Okay, so I couldn’t resist telling the one (joke) about the difference between Republicans and Democrats today in class. If you heard it, you know it’s pretty much true, and also directly in line with one of the major themes of Shirley Jackson’s “The Lottery,” which contemplates, among other things, the idea that humans are perfectly accepting of utter cruelty as long as it doesn’t directly affect them or their families. But once it does, look out! The whole world flips upside down and suddenly nothing is fair anymore.

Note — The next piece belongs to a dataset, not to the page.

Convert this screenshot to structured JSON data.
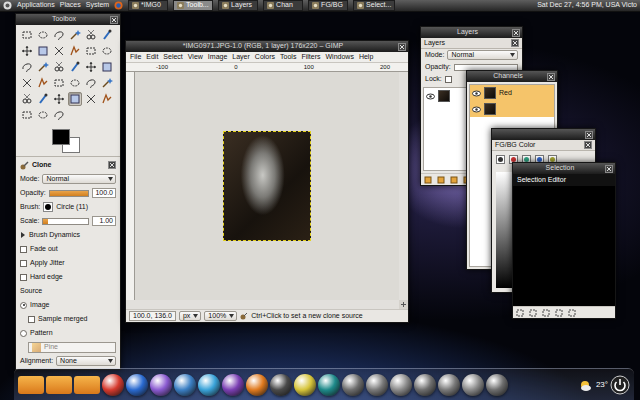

Anyway, today in class we discussed “The Lottery.” The basis of our discussion was the worksheet students filled out yesterday. We talked about tone, symbols, and theme. We also spent some time drawing comparisons between the story and modern life: What kinds of “lotteries” can we see in our community, in the country, in the world today? We talked about everything from the oppressive group-think sometimes observable among high-school students, to mid-East “honor killings.” There are plenty of examples in the world today of the kind of cruelty and willful ignorance displayed among the “decent” townsfolk in Jackson’s story.
The funny thing is, I’ve never much liked this story, but yesterday’s discussion made it seem like a worthwhile read. Thanks, students.
As for work today, after that discussion we talked about brainstorming story ideas. One way of coming up with ideas is to browse through popular media to look for random/odd/interesting stories or settings or characters, and then letting your creative impulses take you from there. To that end, I distributed various magazines and newspapers throughout the class, and invited students to spend a half-hour browsing and brainstorming. The end goal was to have a piece of paper with 3-5 story “nuggets.” These aren’t complete story ideas, with plots, characters, and settings. These are just “nuggets” of ideas–little tiny descriptions or details that interest you. Tomorrow, we’ll take one or more of those “nuggets” and develop them just a little more in preparation for a group brainstorm.
Also tomorrow, a quiet story about a nice little girl in which no one gets killed. Finally, a story that doesn’t end in murder. Won’t that be exciting!